The vocals could’ve easily just stuck with abrasive screaming for the entire album and it would’ve fit the approach Yaotl Mictlan was going for, but instead they are much more dynamic and offer almost as many twists and turns as the instrumentation. On “Entre lluvias Fuertes” you’re greeted with raspy screams that remind me a bit of Ihsahn, but there are back-up vocals that are lower in pitch, and while these styles are the most prominent throughout the album you’ll find spoken word, chants, and all sorts of other harsh vocal ranges. Black metal’s often a genre where a band’s vocals settle into a single harsh scream or growl and doesn’t deviate from them, but there are a lot of subtle changes from one song to the next on Sagrada tierra del jaguar that give it additional depth. It’s a testament to the band’s craft that every aspect of their music can immerse you into ancient traditions and helps to further set them apart.
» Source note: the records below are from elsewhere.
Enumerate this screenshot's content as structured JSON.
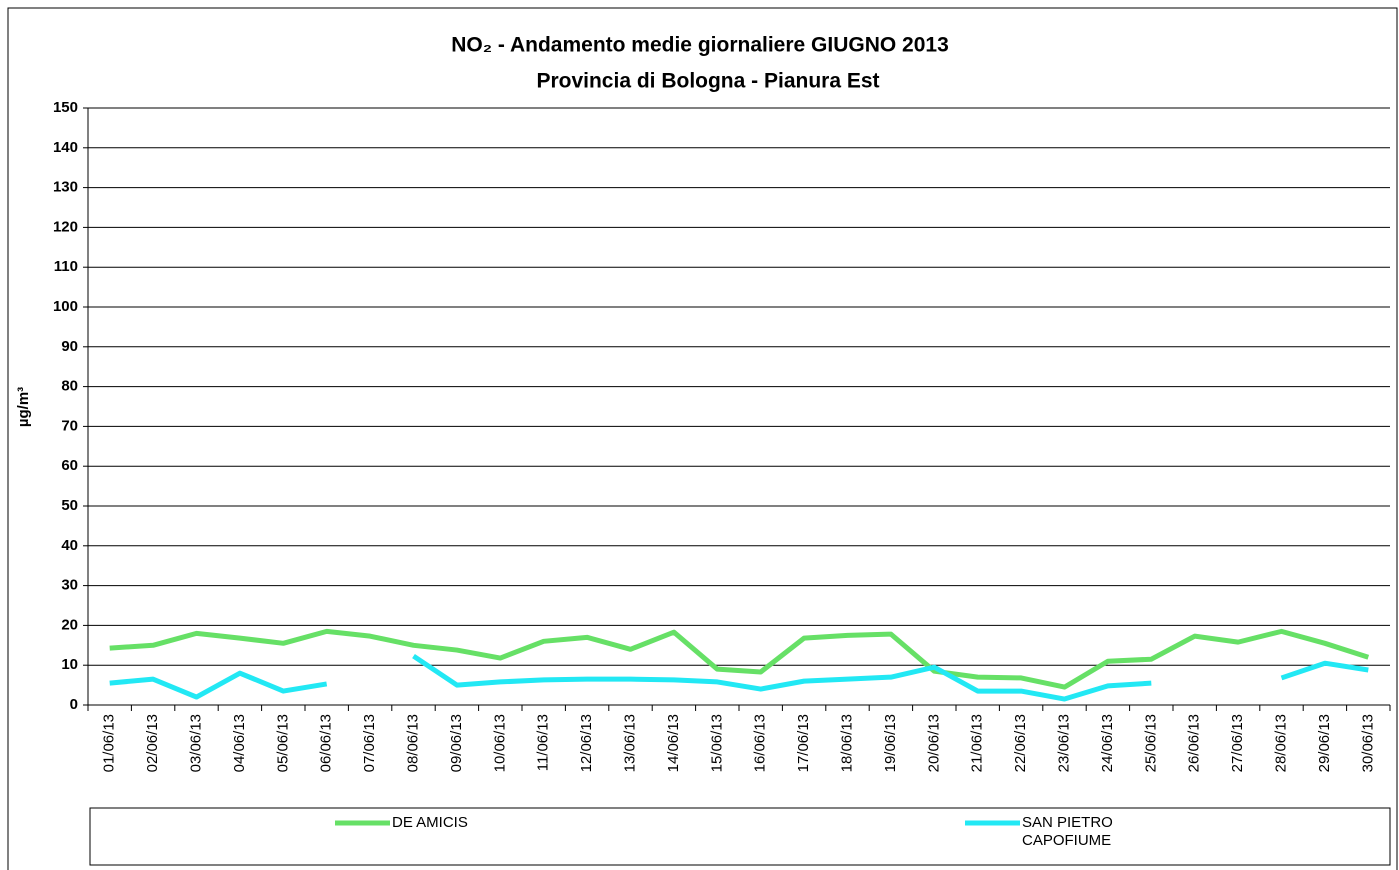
{
  "chart_data": {
    "type": "line",
    "title": "NO₂ - Andamento medie giornaliere GIUGNO 2013",
    "subtitle": "Provincia di Bologna - Pianura Est",
    "y_label": "µg/m³",
    "categories": [
      "01/06/13",
      "02/06/13",
      "03/06/13",
      "04/06/13",
      "05/06/13",
      "06/06/13",
      "07/06/13",
      "08/06/13",
      "09/06/13",
      "10/06/13",
      "11/06/13",
      "12/06/13",
      "13/06/13",
      "14/06/13",
      "15/06/13",
      "16/06/13",
      "17/06/13",
      "18/06/13",
      "19/06/13",
      "20/06/13",
      "21/06/13",
      "22/06/13",
      "23/06/13",
      "24/06/13",
      "25/06/13",
      "26/06/13",
      "27/06/13",
      "28/06/13",
      "29/06/13",
      "30/06/13"
    ],
    "series": [
      {
        "name": "DE AMICIS",
        "color": "#66e066",
        "values": [
          14.3,
          15,
          18,
          16.8,
          15.5,
          18.5,
          17.3,
          15,
          13.8,
          11.8,
          16,
          17,
          14,
          18.3,
          9,
          8.3,
          16.8,
          17.5,
          17.8,
          8.5,
          7,
          6.8,
          4.5,
          11,
          11.5,
          17.3,
          15.8,
          18.5,
          15.5,
          12
        ]
      },
      {
        "name": "SAN PIETRO CAPOFIUME",
        "color": "#22e8f4",
        "values": [
          5.5,
          6.5,
          2,
          8,
          3.5,
          5.3,
          null,
          12.3,
          5,
          5.8,
          6.3,
          6.5,
          6.5,
          6.3,
          5.8,
          4,
          6,
          6.5,
          7,
          9.5,
          3.5,
          3.5,
          1.5,
          4.8,
          5.5,
          null,
          null,
          6.8,
          10.5,
          8.8
        ]
      }
    ],
    "ylim": [
      0,
      150
    ],
    "yticks": [
      0,
      10,
      20,
      30,
      40,
      50,
      60,
      70,
      80,
      90,
      100,
      110,
      120,
      130,
      140,
      150
    ],
    "grid": true,
    "legend": "bottom"
  }
}
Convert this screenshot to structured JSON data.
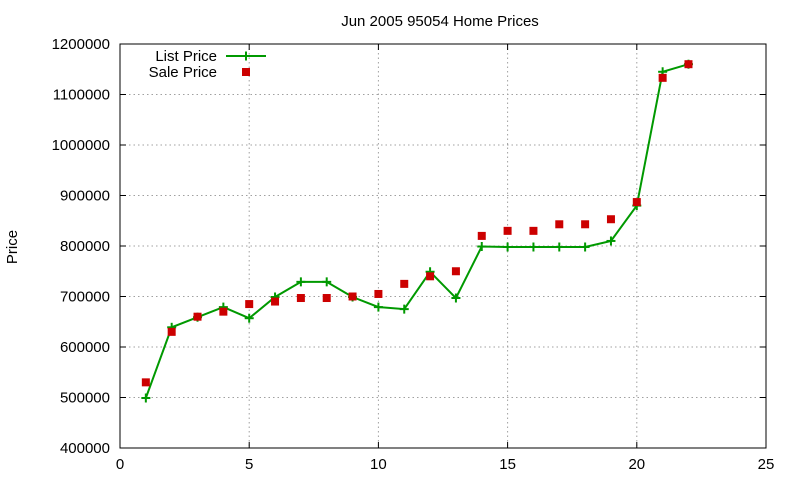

Yaotl Mictlan’s second album Dentro del manto gris de Chaac made an impression on me in 2010, and I’ve found myself thinking of this band in the years since and wondering when they’d resurface. It may have taken a decade for that to happen, but they’ve progressed in leaps and bounds with instrumentation that’s powerful and hypnotic in equal capacity. The more fluid nature of the songwriting results in multiple peaks that are genuinely stunning, and while there are still a handful of moments that feel a bit too stretched out this is easily still the band’s strongest showing to date. Set some time aside for this album and prepare to be swept away, as it has a lot to offer. Sagrada tierra del jaguaris available from American Line Productions.